LICHTENFELS

Demonstration der Stärke: 31:1-Sieg

„Geht?s noch höher?“, scheint der etwas furchtsame Blick des Meringers Dominik Ringenberger bei diesem spektakulären Übe... Foto: Christian Voll

Ringer-Bayernliga

Es läuft einfach für die Ringer des AC Lichtenfels! Nach zwei klaren Auswärtserfolgen zum Saisonstart der Bayernliga in Traunstein und Penzberg verpasste man nun beim ersten Heimauftritt den jungen und fair auftretenden Gästen vom TSC Mering eine richtige Abreibung: 31:1!

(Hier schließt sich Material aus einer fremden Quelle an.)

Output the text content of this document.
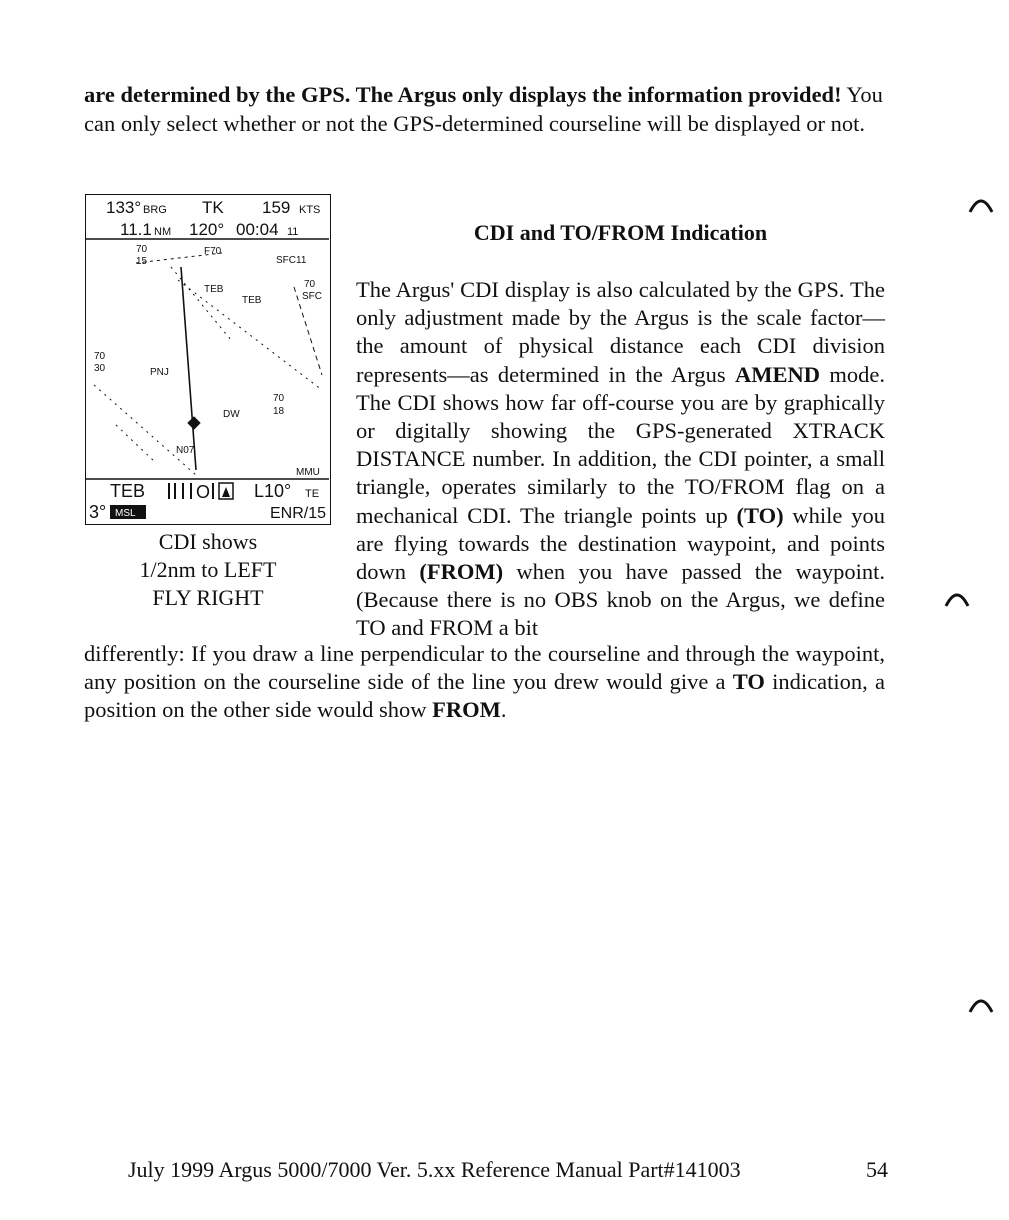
are determined by the GPS. The Argus only displays the information provided! You can only select whether or not the GPS-determined courseline will be displayed or not.
133° BRG TK 159 KTS
11.1 NM 120° 00:04 11
70
15
F70
SFC11
TEB
TEB
70
SFC
70
30	PNJ
70
18
DW
N07
MMU
TEB	O L10° TE
3° MSL	ENR/15
CDI shows
1/2nm to LEFT
FLY RIGHT
CDI and TO/FROM Indication
The Argus' CDI display is also calculated by the GPS. The only adjustment made by the Argus is the scale factor—the amount of physical distance each CDI division represents—as determined in the Argus AMEND mode. The CDI shows how far off-course you are by graphically or digitally showing the GPS-generated XTRACK DISTANCE number. In addition, the CDI pointer, a small triangle, operates similarly to the TO/FROM flag on a mechanical CDI. The triangle points up (TO) while you are flying towards the destination waypoint, and points down (FROM) when you have passed the waypoint. (Because there is no OBS knob on the Argus, we define TO and FROM a bit
differently: If you draw a line perpendicular to the courseline and through the waypoint, any position on the courseline side of the line you drew would give a TO indication, a position on the other side would show FROM.
July 1999 Argus 5000/7000 Ver. 5.xx Reference Manual Part#141003	54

Favoritenstellung schön und gut, aber mit solch einer Demonstration der Stärke hatte man in diesem Ausmaß nicht gerechnet. „So bei zwei, drei Kämpfen hatte ich zuvor schon die Meringer knapp im Vorteil gesehen“, gab Mannschaftsführer Heiko Scherer in gewohnt objektiver Analyse nachher zu.

Und dabei stand genau genommen sogar der „Ehrenpunkt“ der Gäste noch auf wackligen Ringerbeinen. Denn im Schwergewicht bis 130 Kilo (griechisch) war der ungarische 100-Kilo-Mann Zsolt Dajka gegen den zwanzig Pfund leichteren ACL-Neuzugang Nikolay Dobrev meistens im Rückwärtsgang unterwegs, blieb in einem Duell ohne technische Punkte jedoch aufgrund der letzten Passivitätswertung glücklicher Sieger.

Ansonsten aber gab es reichlich Aktionen und viele sehenswerte Griffvarianten, die zur Freude der recht zahlreichen Fans fast immer den Kämpfer in „Rot“ obenauf sahen.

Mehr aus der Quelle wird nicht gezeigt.